The Canadians are developing a device that, using up to 22 different sensors on both the bicycle and the rider, is capable of measuring QoA (aerodynamic resistance) in real time, collecting data such as inclination or yaw, power, speed, lactic acid, wind speed, etc.
All this data is converted into a single number: CdA. And it's transmitted via ANT+ to a Garmin cycle computer (with a Connect IQ application) so you can see in real time (and record it) and see at that very moment how any change you make to your aerodynamic coefficient affects your ride.

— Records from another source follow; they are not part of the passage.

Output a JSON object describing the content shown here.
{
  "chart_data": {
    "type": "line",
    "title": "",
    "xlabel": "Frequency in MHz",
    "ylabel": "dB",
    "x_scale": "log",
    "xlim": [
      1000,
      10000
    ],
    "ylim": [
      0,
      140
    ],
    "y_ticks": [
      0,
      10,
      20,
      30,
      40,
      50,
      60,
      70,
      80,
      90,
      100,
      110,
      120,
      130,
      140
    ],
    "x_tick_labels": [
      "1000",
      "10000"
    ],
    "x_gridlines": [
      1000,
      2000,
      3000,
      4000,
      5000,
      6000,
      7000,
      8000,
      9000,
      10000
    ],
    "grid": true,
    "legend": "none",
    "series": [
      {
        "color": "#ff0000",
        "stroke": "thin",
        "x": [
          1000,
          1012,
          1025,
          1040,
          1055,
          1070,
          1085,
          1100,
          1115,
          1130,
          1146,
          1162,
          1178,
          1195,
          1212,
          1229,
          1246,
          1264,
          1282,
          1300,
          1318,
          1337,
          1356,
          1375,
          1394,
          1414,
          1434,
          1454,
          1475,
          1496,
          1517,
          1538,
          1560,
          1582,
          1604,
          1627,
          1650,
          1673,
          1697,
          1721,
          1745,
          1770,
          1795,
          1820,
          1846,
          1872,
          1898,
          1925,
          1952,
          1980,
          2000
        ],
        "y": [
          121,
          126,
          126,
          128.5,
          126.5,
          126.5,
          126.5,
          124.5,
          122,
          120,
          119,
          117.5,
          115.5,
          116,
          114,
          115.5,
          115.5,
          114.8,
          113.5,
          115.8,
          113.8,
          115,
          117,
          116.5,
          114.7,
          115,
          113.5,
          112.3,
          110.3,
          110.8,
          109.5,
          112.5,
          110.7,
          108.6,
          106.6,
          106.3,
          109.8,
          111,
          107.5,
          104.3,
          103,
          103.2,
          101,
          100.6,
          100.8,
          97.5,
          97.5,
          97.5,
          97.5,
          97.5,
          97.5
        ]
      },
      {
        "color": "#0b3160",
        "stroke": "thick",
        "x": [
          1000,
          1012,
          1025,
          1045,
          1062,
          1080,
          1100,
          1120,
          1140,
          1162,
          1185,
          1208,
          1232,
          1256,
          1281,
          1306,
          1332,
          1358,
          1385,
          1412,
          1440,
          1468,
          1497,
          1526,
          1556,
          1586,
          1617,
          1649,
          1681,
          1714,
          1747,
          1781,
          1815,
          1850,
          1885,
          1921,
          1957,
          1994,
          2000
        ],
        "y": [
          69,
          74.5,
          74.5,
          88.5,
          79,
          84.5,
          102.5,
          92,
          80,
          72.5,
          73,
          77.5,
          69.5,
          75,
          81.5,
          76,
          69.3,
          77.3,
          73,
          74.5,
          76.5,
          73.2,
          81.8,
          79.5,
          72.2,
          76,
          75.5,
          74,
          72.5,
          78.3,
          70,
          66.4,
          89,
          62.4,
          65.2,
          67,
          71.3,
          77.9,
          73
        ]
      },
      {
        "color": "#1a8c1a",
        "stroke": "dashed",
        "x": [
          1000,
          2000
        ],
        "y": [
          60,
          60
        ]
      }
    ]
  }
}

Don't be afraid of the size, because now it's like this simply to make it easier for the engineers to develop the project. Because they are very clear about this, this is not simply something that is exhibited at fairs to attract people's attention; it is a very real project that they want to work on and that, without a doubt, is tremendously interesting.
It is to be expected that Eurobike will also have some new power meters. Quarq (part of the SRAM group) updates its potentiometer model by introducing the DZero. The measurement location remains the same, on the bottom bracket spider; but they have improved the measurement gauge, there are more control LEDs and it is now capable of sending power data via ANT+ and Bluetooth simultaneously.
Quarq has also taken the opportunity to talk about its new Prime Power Ready program. Bicycle manufacturers will be able to have the power meter fitted to your new bike, simply by buying the spider to have the complete system.
For the moment Trek, Canyon, Felt and Fuji will opt for this option. It is simply a simpler way for the end customer to adapt the stem to his bike, instead of having to check compatibility between bottom bracket, cranks, etc.
PowerTap P1s, single-sided version
PowerTap has launched a simpler version of its P1 pedals. The new P1s model only has power measurement on one of them, thus doubling the power of the left pedal to get the total power, something that Favero already did at the time with the BePro (of which I still owe the full test) and that commercially has worked very well for them.
This is a more economical way to get into power measurement, and if you want to do so tomorrow, you can buy the right pedal and attach it to the system without any problems, thus forming a fully functional P1 pair.
In addition to the P1S, PowerTap has launched an application with additional metrics to analyze the pedaling cycle, analyzing the movement of the cranks in space. In addition to displaying data it will also inform how to improve each pedal stroke. For the time being the application will be available for iOS
These have been the most interesting things about Eurobike (as far as technology is concerned). I hope you found the information to be extremely useful. Thanks for reading!